Add project-specific sinks with `nyx config add-rule --kind sink --cap data_exfil --matcher <name>` or the equivalent TOML rule.

## DATA_EXFIL calibration ranges

`taint-data-exfiltration` is calibrated below the other taint classes on purpose.

| Source kind | Severity | Confidence ceiling |
|---|---|---|
| Cookie, environment variable | High | Medium |
| Header | Medium | Medium |
| File system, database | Medium | Medium |
| Caught exception | Medium | Low |

Path-validated flows (`path_validated: true`) drop one severity tier.

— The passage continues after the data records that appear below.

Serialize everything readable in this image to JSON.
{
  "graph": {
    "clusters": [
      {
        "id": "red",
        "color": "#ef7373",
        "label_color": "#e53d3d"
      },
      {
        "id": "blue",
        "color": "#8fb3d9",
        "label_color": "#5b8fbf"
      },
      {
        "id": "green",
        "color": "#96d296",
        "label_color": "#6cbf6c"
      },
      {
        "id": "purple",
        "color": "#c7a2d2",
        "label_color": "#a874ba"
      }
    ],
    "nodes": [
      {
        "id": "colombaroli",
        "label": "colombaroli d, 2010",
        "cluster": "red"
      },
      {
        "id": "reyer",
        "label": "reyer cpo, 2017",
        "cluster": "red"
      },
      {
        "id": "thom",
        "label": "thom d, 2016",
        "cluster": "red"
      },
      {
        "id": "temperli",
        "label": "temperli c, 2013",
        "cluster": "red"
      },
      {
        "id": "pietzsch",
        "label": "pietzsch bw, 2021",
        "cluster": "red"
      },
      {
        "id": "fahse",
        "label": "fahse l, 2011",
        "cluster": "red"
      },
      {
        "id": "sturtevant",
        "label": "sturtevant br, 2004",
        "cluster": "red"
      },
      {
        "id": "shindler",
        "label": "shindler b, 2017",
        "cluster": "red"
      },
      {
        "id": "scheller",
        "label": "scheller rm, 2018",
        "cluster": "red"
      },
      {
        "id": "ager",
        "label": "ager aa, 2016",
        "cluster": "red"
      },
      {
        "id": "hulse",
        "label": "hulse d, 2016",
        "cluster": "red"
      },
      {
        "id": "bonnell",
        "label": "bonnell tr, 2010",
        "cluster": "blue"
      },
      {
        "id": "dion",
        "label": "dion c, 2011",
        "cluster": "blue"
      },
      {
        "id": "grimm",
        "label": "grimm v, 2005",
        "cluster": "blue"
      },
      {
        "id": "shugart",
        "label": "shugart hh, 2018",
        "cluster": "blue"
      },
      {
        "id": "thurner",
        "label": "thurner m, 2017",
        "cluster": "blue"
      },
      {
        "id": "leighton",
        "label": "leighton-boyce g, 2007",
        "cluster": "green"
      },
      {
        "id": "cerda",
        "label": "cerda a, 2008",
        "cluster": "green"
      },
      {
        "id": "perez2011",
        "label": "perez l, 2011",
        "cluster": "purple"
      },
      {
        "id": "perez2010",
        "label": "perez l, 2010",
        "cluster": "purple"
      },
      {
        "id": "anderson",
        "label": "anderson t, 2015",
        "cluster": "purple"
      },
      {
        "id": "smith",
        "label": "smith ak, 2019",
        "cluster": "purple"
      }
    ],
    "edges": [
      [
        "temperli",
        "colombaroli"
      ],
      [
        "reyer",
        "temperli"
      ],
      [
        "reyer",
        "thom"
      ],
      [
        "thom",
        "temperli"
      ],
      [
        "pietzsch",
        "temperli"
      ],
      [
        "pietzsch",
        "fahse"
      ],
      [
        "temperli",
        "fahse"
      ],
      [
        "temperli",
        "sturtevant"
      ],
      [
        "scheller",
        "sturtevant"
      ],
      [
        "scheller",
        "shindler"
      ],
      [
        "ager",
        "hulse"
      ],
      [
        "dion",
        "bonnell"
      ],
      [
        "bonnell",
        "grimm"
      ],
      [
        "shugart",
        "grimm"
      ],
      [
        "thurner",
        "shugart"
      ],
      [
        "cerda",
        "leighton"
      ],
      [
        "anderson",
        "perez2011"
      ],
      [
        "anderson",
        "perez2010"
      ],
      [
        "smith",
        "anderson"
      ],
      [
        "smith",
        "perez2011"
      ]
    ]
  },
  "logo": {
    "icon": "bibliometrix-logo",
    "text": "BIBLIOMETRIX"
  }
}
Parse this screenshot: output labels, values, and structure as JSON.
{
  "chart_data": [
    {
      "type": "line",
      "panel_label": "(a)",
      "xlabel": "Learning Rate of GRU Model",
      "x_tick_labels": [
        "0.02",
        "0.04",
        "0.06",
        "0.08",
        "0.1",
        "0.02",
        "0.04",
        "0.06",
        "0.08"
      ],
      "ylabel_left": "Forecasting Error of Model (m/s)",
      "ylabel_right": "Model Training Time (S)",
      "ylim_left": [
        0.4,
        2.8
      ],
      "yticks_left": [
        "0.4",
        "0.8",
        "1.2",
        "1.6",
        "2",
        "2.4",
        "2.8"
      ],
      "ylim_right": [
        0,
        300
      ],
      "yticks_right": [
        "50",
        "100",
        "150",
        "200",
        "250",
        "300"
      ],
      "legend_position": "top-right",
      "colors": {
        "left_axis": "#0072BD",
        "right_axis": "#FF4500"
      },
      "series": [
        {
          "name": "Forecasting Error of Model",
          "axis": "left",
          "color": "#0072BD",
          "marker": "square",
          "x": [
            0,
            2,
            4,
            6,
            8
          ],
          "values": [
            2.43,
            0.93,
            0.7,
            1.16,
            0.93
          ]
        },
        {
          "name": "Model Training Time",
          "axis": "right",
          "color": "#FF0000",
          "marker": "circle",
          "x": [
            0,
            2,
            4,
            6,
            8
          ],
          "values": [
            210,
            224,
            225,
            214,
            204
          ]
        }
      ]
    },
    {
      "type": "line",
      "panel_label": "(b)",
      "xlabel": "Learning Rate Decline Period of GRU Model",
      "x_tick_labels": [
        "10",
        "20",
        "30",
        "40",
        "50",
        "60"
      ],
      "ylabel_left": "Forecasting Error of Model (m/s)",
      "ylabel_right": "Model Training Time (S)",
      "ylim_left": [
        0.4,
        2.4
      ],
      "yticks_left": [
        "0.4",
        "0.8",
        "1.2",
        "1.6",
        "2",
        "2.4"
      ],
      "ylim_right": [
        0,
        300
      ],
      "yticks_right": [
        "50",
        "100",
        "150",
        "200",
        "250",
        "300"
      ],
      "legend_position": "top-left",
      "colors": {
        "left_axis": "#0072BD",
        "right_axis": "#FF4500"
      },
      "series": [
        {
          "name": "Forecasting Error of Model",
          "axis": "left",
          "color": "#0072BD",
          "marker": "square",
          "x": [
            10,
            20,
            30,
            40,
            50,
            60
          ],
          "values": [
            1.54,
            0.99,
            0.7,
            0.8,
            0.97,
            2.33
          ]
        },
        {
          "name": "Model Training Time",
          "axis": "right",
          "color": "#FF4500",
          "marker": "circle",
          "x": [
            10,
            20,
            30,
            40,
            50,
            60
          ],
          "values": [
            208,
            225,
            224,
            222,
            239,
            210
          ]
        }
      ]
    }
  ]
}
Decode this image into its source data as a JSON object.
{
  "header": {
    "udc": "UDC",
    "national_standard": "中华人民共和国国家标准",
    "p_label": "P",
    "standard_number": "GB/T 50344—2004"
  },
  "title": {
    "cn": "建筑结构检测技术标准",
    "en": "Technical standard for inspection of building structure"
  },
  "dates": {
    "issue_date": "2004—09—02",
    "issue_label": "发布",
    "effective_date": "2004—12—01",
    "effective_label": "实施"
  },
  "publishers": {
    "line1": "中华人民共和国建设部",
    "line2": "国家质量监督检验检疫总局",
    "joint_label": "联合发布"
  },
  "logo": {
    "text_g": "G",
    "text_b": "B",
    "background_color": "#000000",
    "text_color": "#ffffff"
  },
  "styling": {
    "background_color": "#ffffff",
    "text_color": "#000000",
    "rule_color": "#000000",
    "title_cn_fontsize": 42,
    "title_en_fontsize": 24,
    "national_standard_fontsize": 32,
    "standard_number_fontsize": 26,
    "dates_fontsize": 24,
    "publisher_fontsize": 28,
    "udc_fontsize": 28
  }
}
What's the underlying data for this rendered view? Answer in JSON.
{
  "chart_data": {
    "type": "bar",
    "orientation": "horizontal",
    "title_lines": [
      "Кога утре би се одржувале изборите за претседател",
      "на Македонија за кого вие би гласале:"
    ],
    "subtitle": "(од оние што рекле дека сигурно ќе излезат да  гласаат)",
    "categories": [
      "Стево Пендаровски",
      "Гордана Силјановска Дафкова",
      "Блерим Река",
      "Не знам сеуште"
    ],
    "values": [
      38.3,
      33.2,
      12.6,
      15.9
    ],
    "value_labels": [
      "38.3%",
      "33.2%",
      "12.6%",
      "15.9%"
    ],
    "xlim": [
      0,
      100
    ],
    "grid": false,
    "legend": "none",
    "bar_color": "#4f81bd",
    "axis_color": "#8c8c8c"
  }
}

Confidence drops to Low when the abstract or symbolic domain cannot corroborate a concrete string reaching the outbound payload (for example, when the body comes from a callee with no summary).

Attack-surface score ranges:

| Finding shape | Score |
|---|---|
| High DATA_EXFIL, cookie or env source, body confirmed | around 76 |
| Medium DATA_EXFIL, header, fs, db, or caught-exception source | 40 to 45 |
| Low DATA_EXFIL, no abstract corroboration, path-validated | 18 to 25 |

For reference: High SSRF, SQLi, cmdi land at 76 to 81; Medium taint with env source lands at 45 to 50; AST-only patterns sit around 10. Data-exfil sits below the direct-compromise classes but above informational AST patterns.